Diziam que o Figueira
era esquentado demais, que não podia ver um jogo de futebol sem
xingar juiz, jogadores adversários e até do seu time. Ele gritava e
gritava e gritava. A esposa evitava ficar na sala na hora do jogo e
vez que outra debochava: “Fala mais alto, amor, que eles não estão
ouvindo”.
O futebol era sua
paixão. Desde muito moço ele inseriu-se no meio, chegou até a
trocar alguns passes no São José, mas lá pelas tantas desistiu.

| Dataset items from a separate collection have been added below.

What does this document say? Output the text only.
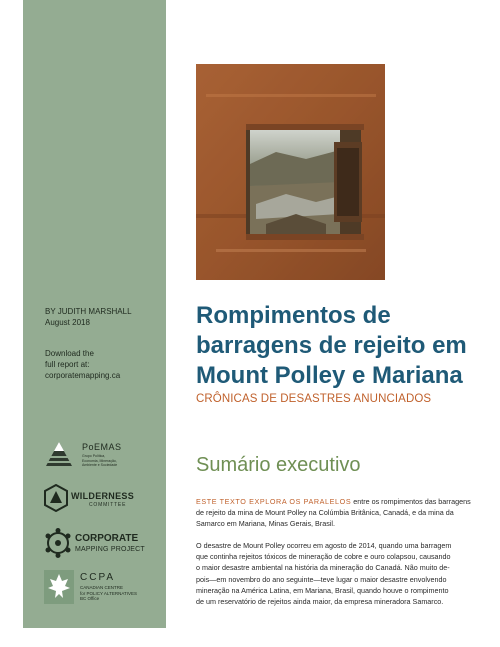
BY JUDITH MARSHALL
August 2018
Download the
full report at:
corporatemapping.ca
PoEMAS
Grupo Política,
Economia, Mineração,
Ambiente e Sociedade
WILDERNESS
COMMITTEE
CORPORATE
MAPPING PROJECT
CCPA
CANADIAN CENTRE
for POLICY ALTERNATIVES
BC Office
Rompimentos de
barragens de rejeito em
Mount Polley e Mariana
CRÔNICAS DE DESASTRES ANUNCIADOS
Sumário executivo
ESTE TEXTO EXPLORA OS PARALELOS entre os rompimentos das barragens
de rejeito da mina de Mount Polley na Colúmbia Britânica, Canadá, e da mina da
Samarco em Mariana, Minas Gerais, Brasil.
O desastre de Mount Polley ocorreu em agosto de 2014, quando uma barragem
que continha rejeitos tóxicos de mineração de cobre e ouro colapsou, causando
o maior desastre ambiental na história da mineração do Canadá. Não muito de-
pois—em novembro do ano seguinte—teve lugar o maior desastre envolvendo
mineração na América Latina, em Mariana, Brasil, quando houve o rompimento
de um reservatório de rejeitos ainda maior, da empresa mineradora Samarco.
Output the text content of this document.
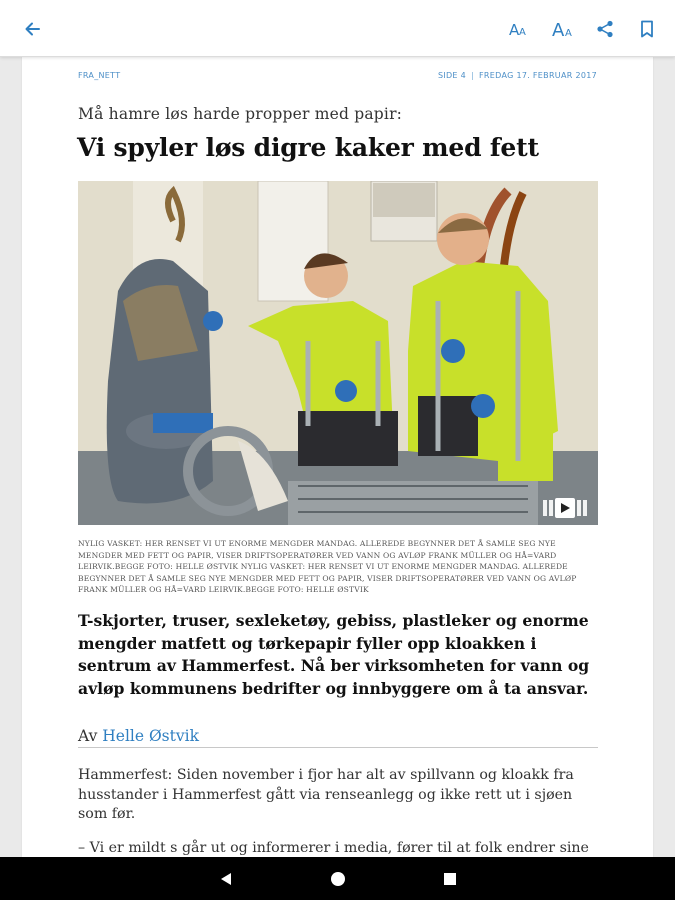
A A A A
FRA_NETT	SIDE 4 | FREDAG 17. FEBRUAR 2017
Må hamre løs harde propper med papir:
Vi spyler løs digre kaker med fett
NYLIG VASKET: HER RENSET VI UT ENORME MENGDER MANDAG. ALLEREDE BEGYNNER DET Å SAMLE SEG NYE MENGDER MED FETT OG PAPIR, VISER DRIFTSOPERATØRER VED VANN OG AVLØP FRANK MÜLLER OG HÅ=VARD LEIRVIK.BEGGE FOTO: HELLE ØSTVIK NYLIG VASKET: HER RENSET VI UT ENORME MENGDER MANDAG. ALLEREDE BEGYNNER DET Å SAMLE SEG NYE MENGDER MED FETT OG PAPIR, VISER DRIFTSOPERATØRER VED VANN OG AVLØP FRANK MÜLLER OG HÅ=VARD LEIRVIK.BEGGE FOTO: HELLE ØSTVIK
T-skjorter, truser, sexleketøy, gebiss, plastleker og enorme mengder matfett og tørkepapir fyller opp kloakken i sentrum av Hammerfest. Nå ber virksomheten for vann og avløp kommunens bedrifter og innbyggere om å ta ansvar.
Av Helle Østvik
Hammerfest: Siden november i fjor har alt av spillvann og kloakk fra husstander i Hammerfest gått via renseanlegg og ikke rett ut i sjøen som før.
– Vi er mildt s går ut og informerer i media, fører til at folk endrer sine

Foi ser Professor. Que desgraça na vida do figueira, poderia ser
jogador e ganhar uma fortuna; preferiu ser professor e
ganhar...deixemos assim.
Só que com quase 60
anos, a vida lhe ensinara muitas coisas e uma delas era quase todos
os macetes do futebol. Outra coisa ensinada pela própria vida é que
pode-se esperar tudo, até o que é estritamente inesperado, e foi
isso que aconteceu.
Certo dia, sentado na
poltrona de casa, o treinador do time falou com o Figueira.
O jogo era duro e o
adversário era cascudo. O primeiro colocado do campeonato, forte
postulante ao título e o empate arrastava-se até o início do
segundo tempo. Quando ele gritou do sofá: “Coloca o Novalgina, seu
burro!”. O treinador ouviu. Estampou sua face no retângulo da TV (
que agora TV é em retângulo e de plasma) e retrucou: “Se tu
fosse um técnico tão bom, tu saberia que o Novalgina tá com dor de
cabeça e foi poupado”.
Ele não entendeu. Como
assim que o treinador estava falando com ele. Gritou para o filho
mais moço: “o guri, essa TV é daquelas 3D?”. Não, a TV não
era 3D e o treinador realmente falara com ele, pois lá pelas tantas
falou de novo: “É contigo mesmo. Qual a sugestão que tu me dá?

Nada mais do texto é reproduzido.